Fret SNCF : Mme Idrac a trouvé la solution

Mme Idrac, entre deux séances de négociation pour résoudre le problème des régimes spéciaux des employés de la SNCF, continue à réfléchir à comment résoudre son autre problème, la déconfiture annonçée du Fret SNCF, pour lequel malgré plusieurs années d’efforts, la succession de différents managers pour résoudre le problème, des injections d’argent régulières du contribuable et des promesses de redressement tout aussi régulières, on ne voit toujours pas le bout du tunnel.

Il se trouve que la SNCF avait créé en 1998 une filiale de fret ferroviaire à 100 % baptisée VFLI, en principe pour assurer des transports vers des sites industriels privés. On peut se demander pourquoi créer cette filiale pour gérer cette activité ? En quoi ne pouvait-elle être assurée par Fret SNCF ? Ou bien était-ce une prémonition de M. Gallois à l’époque qu’on ne pourrait se sortir du bourbier du fret sans jeter aux orties le statut SNCF ?

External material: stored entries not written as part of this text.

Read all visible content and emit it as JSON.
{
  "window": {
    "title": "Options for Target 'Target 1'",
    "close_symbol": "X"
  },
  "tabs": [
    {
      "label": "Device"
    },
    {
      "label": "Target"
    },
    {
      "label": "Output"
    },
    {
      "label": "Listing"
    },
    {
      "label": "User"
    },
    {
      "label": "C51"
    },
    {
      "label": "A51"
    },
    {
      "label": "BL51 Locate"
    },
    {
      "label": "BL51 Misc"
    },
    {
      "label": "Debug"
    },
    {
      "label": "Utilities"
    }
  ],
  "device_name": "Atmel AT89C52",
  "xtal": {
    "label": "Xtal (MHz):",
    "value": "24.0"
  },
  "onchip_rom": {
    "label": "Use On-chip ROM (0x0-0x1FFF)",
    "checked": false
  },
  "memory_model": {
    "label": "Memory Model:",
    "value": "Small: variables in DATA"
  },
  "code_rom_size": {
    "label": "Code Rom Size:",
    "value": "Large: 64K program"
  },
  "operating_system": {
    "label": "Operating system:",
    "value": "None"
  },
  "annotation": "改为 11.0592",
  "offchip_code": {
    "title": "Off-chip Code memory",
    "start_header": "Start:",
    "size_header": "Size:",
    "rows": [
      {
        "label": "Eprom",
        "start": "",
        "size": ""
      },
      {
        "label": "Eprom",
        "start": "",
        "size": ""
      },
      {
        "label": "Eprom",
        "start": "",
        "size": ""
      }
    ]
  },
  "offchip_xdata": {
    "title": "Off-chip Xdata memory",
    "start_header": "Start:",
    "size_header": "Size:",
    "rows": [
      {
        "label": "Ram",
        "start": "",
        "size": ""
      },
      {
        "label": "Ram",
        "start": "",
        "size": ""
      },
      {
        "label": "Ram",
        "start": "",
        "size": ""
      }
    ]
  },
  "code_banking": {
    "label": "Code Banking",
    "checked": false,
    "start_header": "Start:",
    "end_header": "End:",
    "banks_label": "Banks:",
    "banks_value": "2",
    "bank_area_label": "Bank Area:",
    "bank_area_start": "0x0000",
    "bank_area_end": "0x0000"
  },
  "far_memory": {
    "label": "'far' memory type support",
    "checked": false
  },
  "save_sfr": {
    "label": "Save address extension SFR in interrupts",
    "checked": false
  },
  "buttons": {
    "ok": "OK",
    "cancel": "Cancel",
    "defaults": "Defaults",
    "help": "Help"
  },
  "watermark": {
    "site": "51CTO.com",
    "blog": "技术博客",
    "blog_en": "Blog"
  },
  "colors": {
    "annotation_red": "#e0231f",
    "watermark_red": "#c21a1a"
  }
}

Car l’interêt de la VFLI c’est - comme on dit en langue de bois -, bénéficier d’un "modèle économique" très différent de celui du fret SNCF. En clair, le personnel sera exclusivement de droit privé et les effectifs seront optimisés grâce à la "polycompétence" des conducteurs. Exactement ce qui manque à Fret SNCF ! Grâce à cette optimisation des moyens et au savoir-faire ferroviaire des cadres détachés de la SNCF, VFLI a pour ambition de concurrencer les nouveaux arrivants sur le marché du fret, Véolia, Secorail, ECR, etc., et de devenir l’un des trois principales entreprises de transport ferroviaire en france dans les cinq ans.

Dans un premier temps, VFLI est censé ne s’intéresser qu’aux trafics massifs de moins de 300 km, ceux, nous dit son DG, qui peuvent se faire dans la journée sans relais au niveau des conducteurs. Tiens, il doit y avoir là un obstacle statutaire et/ou une prime conséquente au changement de conducteur qui rendrait les contrats de transport multiconducteur non compétitif.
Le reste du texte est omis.